Asexuality: what is it?

Asexuality is a sexual orientation, just like being homosexual or heterosexual is. It is different from celibacy or abstinence. Asexuality exists on a spectrum, with great diversity in experiences, desires within a relationship, attraction and arousal of people. Moreover, it is estimated that 1% of the population is asexual, although experts believe the numbers could be higher. So let’s take stock of asexuality together to get a better understanding of it.

What is asexuality?

Asexuality is a sexual orientation, just like homosexuality, bisexuality, and heterosexuality. Asexual people are sometimes called “ace” for short. According to the Trevor Project, asexuality is a general term that exists on a spectrum. He further describes a variety of ways a person can express themselves within the spectrum.


Although most asexual people are not very interested in sex, they do experience romantic attraction. But most may not. Asexual people have the same emotional needs as everyone else. Most of them desire and form emotionally intimate relationships with other people. Also, they may be attracted to people of the same sex or to non-binary people. Each asexual person will have a different experience, which may include:

  • falling in love
  • excitement
  • having orgasms
  • masturbation
  • marriage
  • having children.

The different spectra that exist

In LGBTQIAP+, the A represents the spectrum of asexuality. This famous spectrum has two orientations: sexual orientation and romantic orientation. Several identities fall into these categories.

Asexual people have the same emotional needs as everyone else. But everyone is different, and the way individuals meet these needs varies widely. Some aces may want romantic relationships. They may feel romantically attracted to other people, who may be of the same gender or of the other sex. Other aces may prefer close friendships to intimate relationships. Some will experience arousal, and others will masturbate with no interest in having sex with another person. Some asexual people do not want to have sexual contact, while others may feel sexually “neutral”. Other asexual people will have sexual contact to form an emotional connection.Other common identities that fall on the asexual or aromantic spectrum include:


Aromantic is a romantic orientation, which is different from a sexual orientation. While the two are intertwined for most people, they are different. Aromantic people feel little or no romantic attraction. They prefer close friendships and other non-romantic relationships. Many aromantic people will form queer platonic partnerships, or QPP. QPPs are platonic, but have the same level of commitment as romantic relationships. Some people in QPP choose to live together or have children together.


Demisexual people experience sexual or romantic attraction, but only after they have established a close emotional bond with someone.
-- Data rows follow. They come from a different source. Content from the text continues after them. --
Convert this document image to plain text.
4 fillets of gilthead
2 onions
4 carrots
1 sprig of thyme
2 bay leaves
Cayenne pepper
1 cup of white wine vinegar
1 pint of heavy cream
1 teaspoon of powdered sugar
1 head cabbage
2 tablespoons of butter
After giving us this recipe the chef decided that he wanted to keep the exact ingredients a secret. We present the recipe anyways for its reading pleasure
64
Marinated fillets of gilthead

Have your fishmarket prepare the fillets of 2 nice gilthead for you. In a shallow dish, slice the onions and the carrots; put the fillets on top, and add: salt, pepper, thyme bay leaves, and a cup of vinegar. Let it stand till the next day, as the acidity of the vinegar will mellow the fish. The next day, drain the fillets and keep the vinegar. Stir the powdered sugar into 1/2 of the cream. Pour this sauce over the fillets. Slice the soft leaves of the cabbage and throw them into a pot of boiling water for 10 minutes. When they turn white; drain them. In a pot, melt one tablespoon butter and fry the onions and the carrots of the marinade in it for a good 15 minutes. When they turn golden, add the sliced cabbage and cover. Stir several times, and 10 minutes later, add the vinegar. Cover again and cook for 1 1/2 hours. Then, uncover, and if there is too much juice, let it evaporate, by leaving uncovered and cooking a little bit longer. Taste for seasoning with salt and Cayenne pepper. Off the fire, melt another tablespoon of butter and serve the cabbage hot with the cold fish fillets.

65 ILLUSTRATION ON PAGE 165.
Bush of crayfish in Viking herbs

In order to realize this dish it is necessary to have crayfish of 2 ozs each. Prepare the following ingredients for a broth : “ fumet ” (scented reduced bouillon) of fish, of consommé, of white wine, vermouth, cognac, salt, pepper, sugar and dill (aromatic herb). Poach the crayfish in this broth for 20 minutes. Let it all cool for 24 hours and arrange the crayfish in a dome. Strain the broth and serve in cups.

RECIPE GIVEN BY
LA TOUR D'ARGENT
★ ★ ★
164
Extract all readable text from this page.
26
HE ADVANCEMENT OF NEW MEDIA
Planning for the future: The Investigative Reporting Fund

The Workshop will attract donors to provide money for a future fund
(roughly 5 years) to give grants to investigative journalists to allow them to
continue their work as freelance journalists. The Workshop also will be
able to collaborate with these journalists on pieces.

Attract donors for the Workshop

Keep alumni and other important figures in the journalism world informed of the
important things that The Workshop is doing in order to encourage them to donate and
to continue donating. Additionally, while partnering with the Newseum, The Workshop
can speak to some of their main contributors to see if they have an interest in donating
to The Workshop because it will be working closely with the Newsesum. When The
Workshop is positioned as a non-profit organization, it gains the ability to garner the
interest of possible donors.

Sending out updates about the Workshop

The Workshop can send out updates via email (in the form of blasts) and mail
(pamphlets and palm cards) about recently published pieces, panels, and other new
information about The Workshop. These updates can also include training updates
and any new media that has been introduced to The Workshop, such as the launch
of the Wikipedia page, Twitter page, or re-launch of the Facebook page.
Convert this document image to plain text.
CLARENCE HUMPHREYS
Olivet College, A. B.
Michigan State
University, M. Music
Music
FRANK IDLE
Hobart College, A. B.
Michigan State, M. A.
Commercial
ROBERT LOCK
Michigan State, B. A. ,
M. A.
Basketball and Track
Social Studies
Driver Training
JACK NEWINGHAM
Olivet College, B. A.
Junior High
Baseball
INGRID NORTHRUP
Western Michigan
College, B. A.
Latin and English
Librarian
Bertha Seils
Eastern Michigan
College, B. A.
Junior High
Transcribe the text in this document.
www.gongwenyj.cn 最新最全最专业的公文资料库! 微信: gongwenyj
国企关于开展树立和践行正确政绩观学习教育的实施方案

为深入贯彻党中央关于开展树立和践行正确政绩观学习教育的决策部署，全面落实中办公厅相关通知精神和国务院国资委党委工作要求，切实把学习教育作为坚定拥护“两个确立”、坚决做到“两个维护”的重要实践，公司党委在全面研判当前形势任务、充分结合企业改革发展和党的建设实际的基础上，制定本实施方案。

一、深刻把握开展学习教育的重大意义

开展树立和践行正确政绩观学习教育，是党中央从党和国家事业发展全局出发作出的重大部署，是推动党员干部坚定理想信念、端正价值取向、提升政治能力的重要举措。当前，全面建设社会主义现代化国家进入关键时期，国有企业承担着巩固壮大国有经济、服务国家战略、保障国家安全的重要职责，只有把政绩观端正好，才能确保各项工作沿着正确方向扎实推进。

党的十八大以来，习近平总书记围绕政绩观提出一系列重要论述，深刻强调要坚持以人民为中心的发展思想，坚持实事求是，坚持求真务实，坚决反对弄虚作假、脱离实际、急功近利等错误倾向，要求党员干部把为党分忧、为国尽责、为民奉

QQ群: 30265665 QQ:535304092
Graysexual or gray-romantic

People who belong to this category identify with a point between the sexual and the asexual. This may include, but is not limited to:

  • people who sometimes only feel a romantic attraction
  • people who sometimes only feel a sexual attraction
  • people who are sexually attracted but have very low libido
  • people who desire and enjoy sexual or romantic relationships, but only under very specific circumstances

How do you know if you are asexual?

Asexuality is a sexual orientation. Often times, an asexual person has never had an interest in sexual contact with other people. But it should not be confused with suddenly losing interest in sex or choosing to abstain from sex while experiencing sexual attraction.

Asexuality is not the same as celibacy or abstinence. If a person is single or abstains from having sex, it means that they have made a conscious decision not to participate in sexual activity despite their sexual attraction.

It’s also important to note that asexuality is not the same as hypoactive sexual desire disorder or sexual aversion disorder. These are medical conditions associated with anxiety about sexual contact. Social pressure can make asexual people anxious about sex, but it’s different.

Just as some people are gay or bisexual, others are asexual. If a person is asexual, it means that they have little or no interest in sex. They may still feel a romantic attraction, but it is also possible that they may not. There is a wide range of identities on the asexuality spectrum, from people who experience no sexual or romantic attraction to people who have sexual touching under certain conditions. Many asexual people form meaningful and lasting relationships, and some get married or have children. Asexuality is not the same as celibacy or abstinence, both of which mean that someone experiences a sexual attraction, but chooses not to act on it.